Votre critique de la mise en scène onirique et tragique réalisée par Achim Freyer est juste, mais Achim Freyer doit à Enesco et Fleg son inspiration. Il n’y aurait pas de mise en scène géniale sans le génie de l’oeuvre. La beauté des mots et de la partition se révèle à qui sait l’écouter.
J’invite tous les lecteurs de cet article à dépasser la lecture de votre critique et écouter la magnifique version avec José Van Dam pour se faire un avis.
Défendons un peu le critique et effectivement « La musique d’Enesco n’est du reste qu’à peine plus souvent au programme des salles de concert » .

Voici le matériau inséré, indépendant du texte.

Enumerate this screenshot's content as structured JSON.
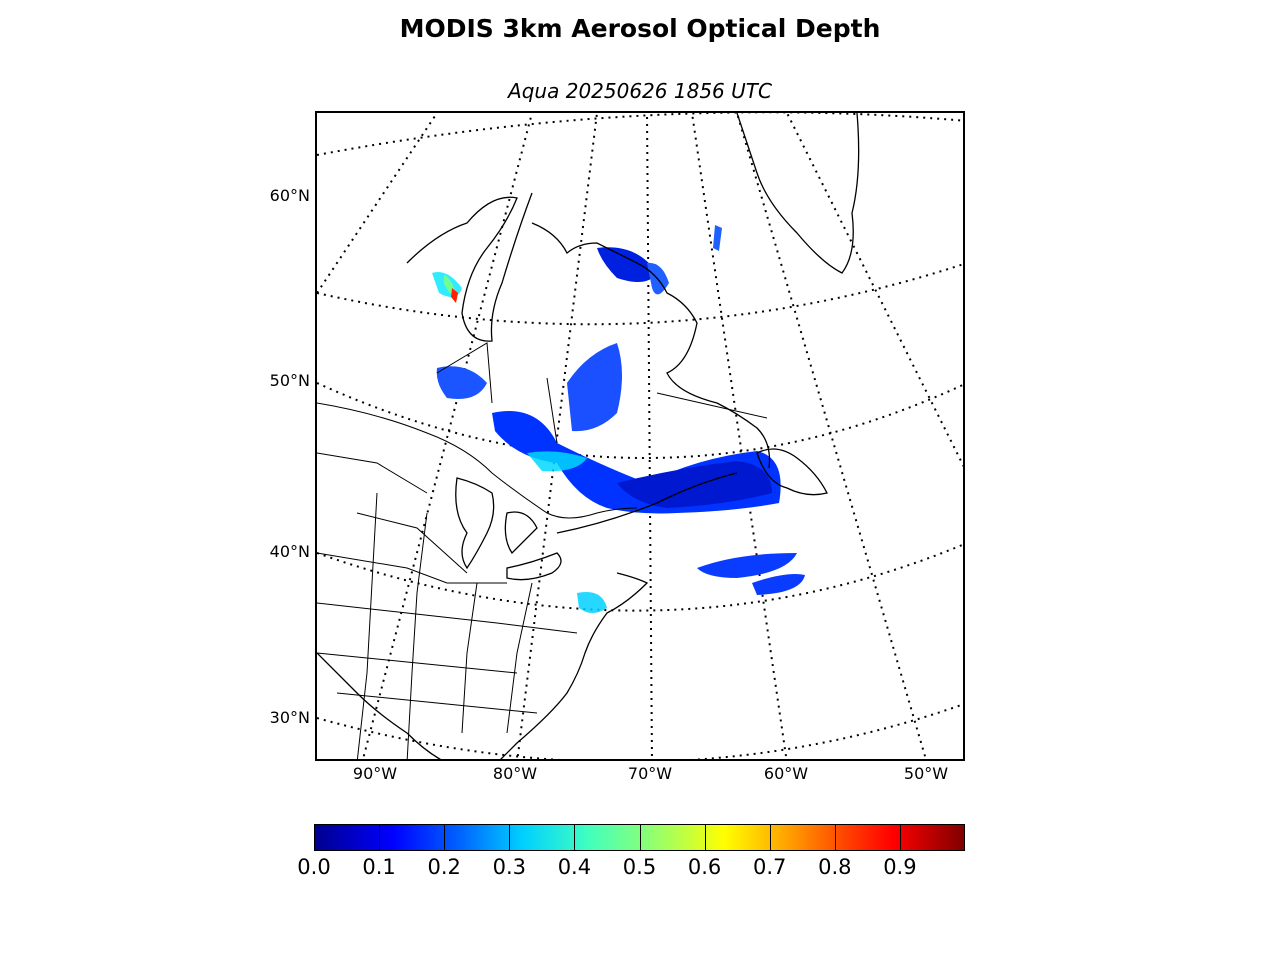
{
  "title": "MODIS 3km Aerosol Optical Depth",
  "subtitle": "Aqua 20250626 1856 UTC",
  "map": {
    "projection": "lambert-conformal",
    "graticule_style": "dotted",
    "lat_labels": [
      "60°N",
      "50°N",
      "40°N",
      "30°N"
    ],
    "lon_labels": [
      "90°W",
      "80°W",
      "70°W",
      "60°W",
      "50°W"
    ]
  },
  "colorbar": {
    "colormap": "jet",
    "min": 0.0,
    "max": 1.0,
    "tick_labels": [
      "0.0",
      "0.1",
      "0.2",
      "0.3",
      "0.4",
      "0.5",
      "0.6",
      "0.7",
      "0.8",
      "0.9"
    ]
  },
  "colors": {
    "low": "#00008f",
    "mid_low": "#0040ff",
    "mid": "#00e0ff",
    "mid_high": "#80ff80",
    "high": "#ffe000",
    "max": "#800000"
  }
}
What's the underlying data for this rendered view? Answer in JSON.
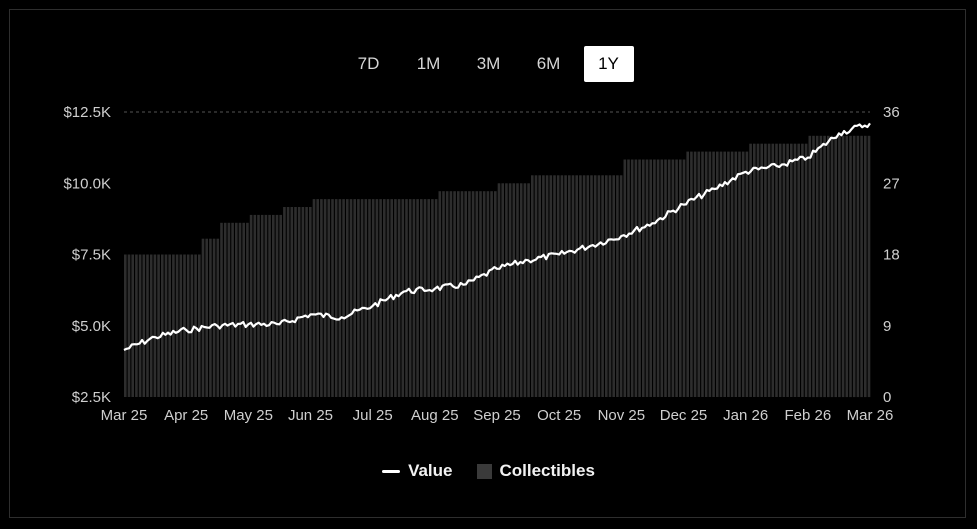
{
  "tabs": [
    {
      "label": "7D",
      "active": false
    },
    {
      "label": "1M",
      "active": false
    },
    {
      "label": "3M",
      "active": false
    },
    {
      "label": "6M",
      "active": false
    },
    {
      "label": "1Y",
      "active": true
    }
  ],
  "legend": {
    "value_label": "Value",
    "collectibles_label": "Collectibles"
  },
  "colors": {
    "background": "#000000",
    "line": "#ffffff",
    "bars": "#2d2d2d",
    "grid": "#555555",
    "text": "#cfcfcf"
  },
  "chart_data": {
    "type": "line+bar",
    "x_ticks": [
      "Mar 25",
      "Apr 25",
      "May 25",
      "Jun 25",
      "Jul 25",
      "Aug 25",
      "Sep 25",
      "Oct 25",
      "Nov 25",
      "Dec 25",
      "Jan 26",
      "Feb 26",
      "Mar 26"
    ],
    "y_left": {
      "ticks": [
        "$2.5K",
        "$5.0K",
        "$7.5K",
        "$10.0K",
        "$12.5K"
      ],
      "range": [
        2500,
        12500
      ]
    },
    "y_right": {
      "ticks": [
        "0",
        "9",
        "18",
        "27",
        "36"
      ],
      "range": [
        0,
        36
      ]
    },
    "grid": "dashed line at top only",
    "legend_position": "bottom-center",
    "series": [
      {
        "name": "Value",
        "axis": "left",
        "kind": "line",
        "x": [
          "Mar 25",
          "Mar 25.5",
          "Apr 25",
          "Apr 25.5",
          "May 25",
          "May 25.5",
          "Jun 25",
          "Jun 25.5",
          "Jul 25",
          "Jul 25.5",
          "Aug 25",
          "Aug 25.5",
          "Sep 25",
          "Sep 25.5",
          "Oct 25",
          "Oct 25.5",
          "Nov 25",
          "Nov 25.5",
          "Dec 25",
          "Dec 25.5",
          "Jan 26",
          "Jan 26.5",
          "Feb 26",
          "Feb 26.5",
          "Mar 26"
        ],
        "values": [
          4150,
          4600,
          4850,
          5000,
          5050,
          5050,
          5400,
          5300,
          5700,
          6200,
          6300,
          6450,
          7000,
          7300,
          7500,
          7800,
          8150,
          8600,
          9250,
          9800,
          10400,
          10600,
          10900,
          11750,
          12100
        ]
      },
      {
        "name": "Collectibles",
        "axis": "right",
        "kind": "bar-step",
        "x": [
          "Mar 25",
          "Apr 25",
          "Apr 25.2",
          "Apr 25.5",
          "May 25",
          "May 25.5",
          "Jun 25",
          "Jul 25",
          "Aug 25",
          "Sep 25",
          "Sep 25.5",
          "Oct 25",
          "Nov 25",
          "Dec 25",
          "Jan 26",
          "Feb 26",
          "Mar 26"
        ],
        "values": [
          18,
          18,
          20,
          22,
          23,
          24,
          25,
          25,
          26,
          27,
          28,
          28,
          30,
          31,
          32,
          33,
          34
        ]
      }
    ]
  }
}
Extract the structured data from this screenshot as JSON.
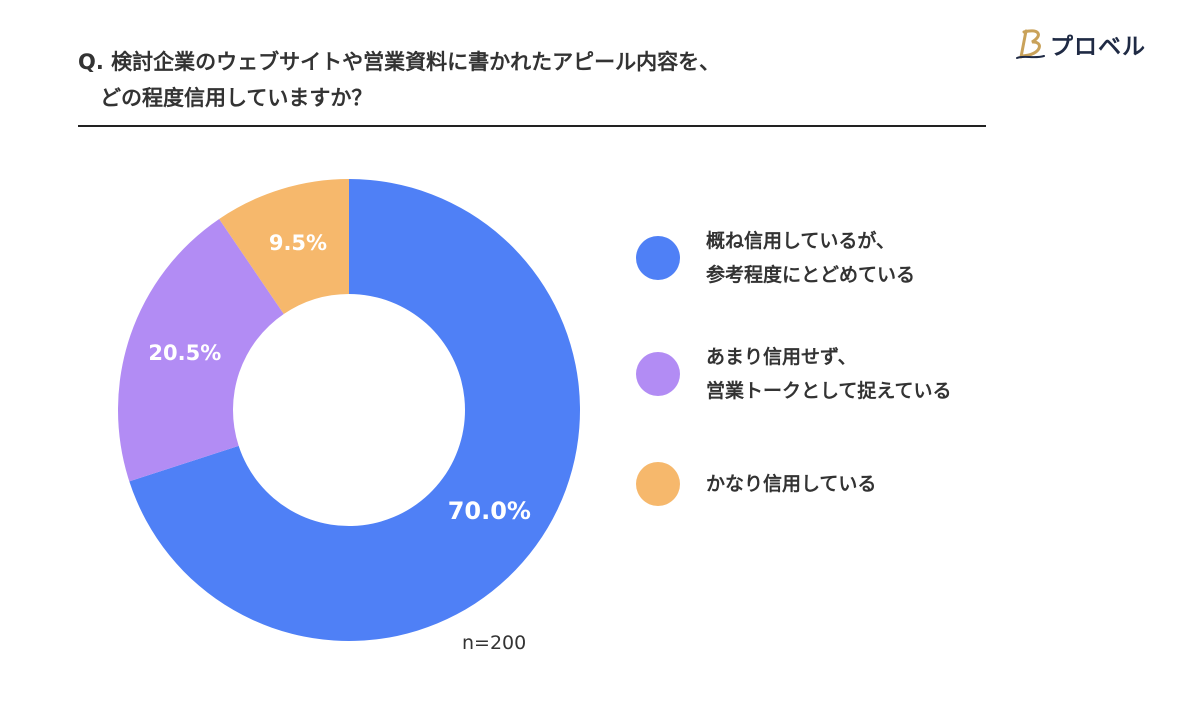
{
  "question": {
    "line1": "Q. 検討企業のウェブサイトや営業資料に書かれたアピール内容を、",
    "line2": "どの程度信用していますか？"
  },
  "brand": {
    "name": "プロベル",
    "icon": "brand-b-icon",
    "color": "#1f2a44",
    "accent": "#c9a25a"
  },
  "sample_note": "n=200",
  "chart_data": {
    "type": "pie",
    "donut": true,
    "title": "",
    "categories": [
      "概ね信用しているが、\n参考程度にとどめている",
      "あまり信用せず、\n営業トークとして捉えている",
      "かなり信用している"
    ],
    "values": [
      70.0,
      20.5,
      9.5
    ],
    "labels": [
      "70.0%",
      "20.5%",
      "9.5%"
    ],
    "colors": [
      "#4f80f6",
      "#b28cf4",
      "#f6b86c"
    ],
    "start": "12 o'clock",
    "direction": "clockwise",
    "legend_position": "right"
  }
}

Naturellement ceci ne signifie pas grand chose mais les quelques enregistrements que je possède ( symphonies ; octuor à cordes ; sonates violon-piano et trios avec piano ) ne sortent pas bcp des étagères …. ce qui fait que je n’ai pas (encore ?) succombé aux sortilèges d’Œdipe!!
Ah si la magnifique rhapsodie roumaine avec Stokowski, finalement pas très jouée en France mais sans doute trop facile ?
Quant à moi je n’arrête pas de sortir des étagères :
Symphonie n.3 chez EMI par Foster
2 quatuors avec piano chez CPO
L’Octuor Opus 7 par la Kremerata Baltica chez Nonesuch
Sonate pour violon et piano n.3, label La Nuit Transfigurée
Bien sûr je n’ignore pas que cette musique a des défenseurs, certains très éminents (j’admire beaucoup Michael Gielen qui a beaucoup défendu Œdipe). Y a-t-il des choses intéressantes dans cet opéra ? Évidemment. Est-ce qu’on peut méconnaître la complexité et la richesse de la partition ? Non, bien sûr. Est-ce que cela suffit à faire un bon opéra ? C’est là que nos avis divergent.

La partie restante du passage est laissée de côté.